Low ridership carries fiscal consequences: in FY19, the last full year before the pandemic, fare revenue represented 31 percent of all revenue in the T’s operating budget. Agency officials expect they will face a shortfall of hundreds of millions of dollars in the coming years if ridership does not rebound.
MBTA Board of Directors Chair Betsy Taylor in early March described the sluggish outlook as the “new normal,” drawing criticism from one of the region’s most prominent business voices, Greater Boston Chamber of Commerce President Jim Rooney.
Rooney told the News Service he believes the T’s recent lag behind other transit agencies is partly because MBTA higher-ups have not “embraced a culture of being a driver of the economy.”
“The T positioned itself as a victim of COVID instead of part of the solution to help our economy recover from COVID. When you hear the chair of the T board discuss the ridership as the new normal, that’s concerning. That’s not the way it should be,” Rooney said. “Some of it is because the culture has been defeatist. It’s been accepting that these ridership levels are here to stay. I’m not accepting that.”
“If you put the kind of service schedules – let alone reliability, because they can’t even meet the schedules – that say if you can’t catch this train, you’re going to wait 20 minutes on rapid transit and an hour on commuter rail, people can’t rely on that, can’t build their lives around that,” he added. “Then you add the lack of reliability, and it’s chaos.”

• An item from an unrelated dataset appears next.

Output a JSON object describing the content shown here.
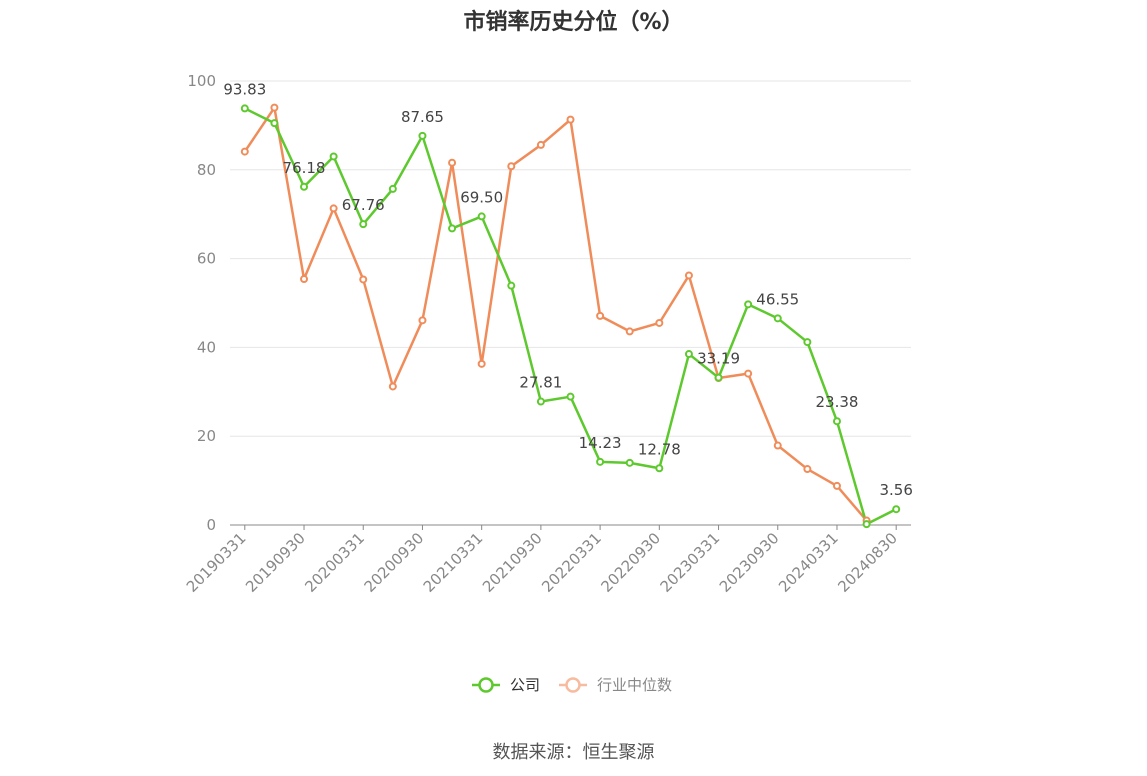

Taylor and other MBTA officials defended their approach late last month, saying at a March 23 board meeting that they view their embrace of a lower fare revenue projection as a pragmatic budgeting move rather than an admission of defeat.
“I think it’s important to set reasonable expectations for the revenue that is coming in. If we gain more revenue, that will be a good thing, but to put ourselves in a position where we might have to make cuts in important operations mid-year should we not be successful in changing the revenue would be very harmful,” Taylor said. “I appreciate the great deal of thorough research that has been done. I appreciate that this is not a statement of the desired amount of ridership or revenue, nor is it a statement of the service that will be proposed in this budget. It is rather an intelligent, prudent estimate of what the revenue will be.”
The T continues to budget for a full slate of pre-pandemic service, though both buses and subways continue to operate on reduced frequencies amid agency-wide staffing shortages that officials have failed to fill and the safety-related slow zones blanketing all four subway lines.